Mode interactif = Objectif de transformation indirecte :

Les marques ne contrôlent plus intégralement les messages à leur sujet mais tentent de faire porter ceux qu’elles émettent par les internautes, non dans un objectif de transformation directe, mais dans un but de notoriété, d’image et de fidélisation. Elles doivent alors essayer d’évaluer l’impact de cette communication sur leurs revenus, le ROI est alors plus difficile à estimer.

  • E-PR = Mode INTERACTIF-Relation ONE TO MANY : 
    Les marques collectent les avis clients sur les forums, sur leur propre site, recherchent les influenceurs du net, tentent de les convaincre de diffuser leurs messages. Elles sont donc au départ à l’écoute de ce qui se dit sur elles et de leurs produits. Elles peuvent ensuite tenter d’interagir avec des populations souvent anonymes, regroupées en communautés liés à des centres d’intérêts. Ces communautés peuvent avoir un rôle fortement prescripteur. Puisqu’il s’agit de s’adresser à des internautes sans lien direct avec les marques mais ayant une influence au sien de leur propre communauté, cette activité est assez proche du travail de Relation Public, nous l’avons appelé e-PR (e-Public Relation)
  • Community Management = Mode INTERACTIF-Relation ONE TO ONE: 
    Les marques engagent la conversation avec les internautes clairement identifiés de plateformes sociales. L’objectif est de développer au sein de ces plateformes des communautés en affinité avec sa propre marque et l’engagement des membres de ces communautés, avec 3 objectifs :
    • la visibilité du message de la marque au plus grand nombre des membres de ces plateformes par effet de viralité, participant ainsi à sa notoriété;
    • la transformation des membres de sa propre communauté en ambassadeur de la marque, ceux-là vont activement participer à relayer ses messages, la défendant même si son image est attaquée par d’autres internautes;
    • l’acquisition de nouveaux clients et leur fidélisation.
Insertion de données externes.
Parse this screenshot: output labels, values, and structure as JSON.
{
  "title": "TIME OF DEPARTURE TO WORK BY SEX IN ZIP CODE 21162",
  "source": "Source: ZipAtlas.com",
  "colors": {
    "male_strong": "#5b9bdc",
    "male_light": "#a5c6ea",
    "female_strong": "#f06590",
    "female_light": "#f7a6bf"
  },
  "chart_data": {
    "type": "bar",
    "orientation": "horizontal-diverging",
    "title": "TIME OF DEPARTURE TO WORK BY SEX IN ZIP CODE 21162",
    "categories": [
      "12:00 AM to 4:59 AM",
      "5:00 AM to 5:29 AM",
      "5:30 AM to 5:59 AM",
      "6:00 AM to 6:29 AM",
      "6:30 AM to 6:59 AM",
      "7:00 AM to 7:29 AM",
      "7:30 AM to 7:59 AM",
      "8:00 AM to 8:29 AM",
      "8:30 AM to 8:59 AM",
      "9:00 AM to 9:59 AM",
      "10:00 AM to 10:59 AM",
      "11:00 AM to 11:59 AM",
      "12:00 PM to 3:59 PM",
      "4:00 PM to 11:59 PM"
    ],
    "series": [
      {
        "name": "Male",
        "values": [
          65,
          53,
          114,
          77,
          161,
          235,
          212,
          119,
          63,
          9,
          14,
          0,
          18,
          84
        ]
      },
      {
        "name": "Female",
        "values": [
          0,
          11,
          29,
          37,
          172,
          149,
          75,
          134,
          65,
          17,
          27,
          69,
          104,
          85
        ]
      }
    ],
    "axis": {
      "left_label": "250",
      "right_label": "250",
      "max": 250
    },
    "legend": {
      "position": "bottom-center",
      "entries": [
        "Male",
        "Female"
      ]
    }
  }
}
Bien que chacun de ces domaines ait sa propre dynamique, il est évident que les frontières ne sont pas aussi imperméables que cette cartographie pourrait le laisser croire. Le webmarketeur est un chef d’orchestre qui va doser l’utilisation de ces outils, complémentaires les uns des autres, en fonction de la stratégie marketing globale de l’entreprise :

  • Acquisition de trafic :
    • Nécessité d’acheter de l’espace publicitaire pour diffuser les messages en mode PUSH : Paid Media. Tant qu’un client n’est pas fidélisé, la marque risque de devoir « acheter » ses différentes visites sur le site.
    • Le tracking des campagnes de publicité se fait grâce aux outils de webanalytics, qui fonctionnent principalement à l’aide des cookies déposés sur le navigateur des internautes. Les visites de ceux-ci sont donc anonymes.
  • E-CRM :
    • L’acquisition des adresses e-mail à un coût (location base e-mail, trafic vers un site permettant de remplir un formulaire, …). Une fois ces adresses obtenues, la marque entretient une relation directe avec ses clients ou prospects, c’est donc du Owned Media.
    • Le tracking des résultats sur le site des campagnes d’e-mails se fait aussi à l’aide des outils de web analytics
    • L’e-mail marketing et l’acquisition de trafic sont complémentaires, tout parcours d’achat sur un site de e-commerce inclue l’obtention de l’adresse e-mail, ce qui permet par la suite de relancer le prospect ou le client.
    • L’e-mail marketing peut aussi être utilisé pour faire de l’acquisition de trafic.
  • E-Public Relation :
    • La marque surveille ce qui se dit sur elle dans des espaces dont elle n’a pas la maîtrise. Elle ne peut donc que mesurer les conversations à son égard à l’aide d’outils de veille. Tout message positif à son égard est du Earned Media qui renforce l’efficacité de son tunnel de conversion. Au contraire, tout message négatif sur un forum ou un blog peut détourner des acheteurs potentiels.
    • La marque peut tenter de mesurer son Net Promoter Score, c’est-à-dire la différence entre les avis positifs et les avis négatifs et de le corriger s’il est négatif.
  • Community management:
    • La marque anime des communautés sur des plateformes sociales.
    • Tout membre de la communauté animée par la marque constitue du Owned Media.
    • Tout membre qui participe à la diffusion de ses messages par des interactions avec elle constitue du Earned Media.
    • La marque a généralement accès aux données des profils remplis par les membres de sa communauté, données souvent riches en termes de centre d’intérêt et d’état civil, mais pauvres en termes de connaissance du niveau de revenus.
    • La marque a aussi généralement accès au graphe social des membres de sa communauté.

Sources

5. Contenus, contenants et leviers

La stratégie Webmarketing part de la définition des objectifs marketing vis-à-vis d’une ou plusieurs cibles identifiées. Trois aspects sont à considérer :

  • Les contenus : ce que l’on dit, ce que l’on montre.
  • Les contenants : ce sur quoi on le dit ou on le montre.
  • Les leviers : avec quoi on promeut ce que l’on dit et ce que l’on montre.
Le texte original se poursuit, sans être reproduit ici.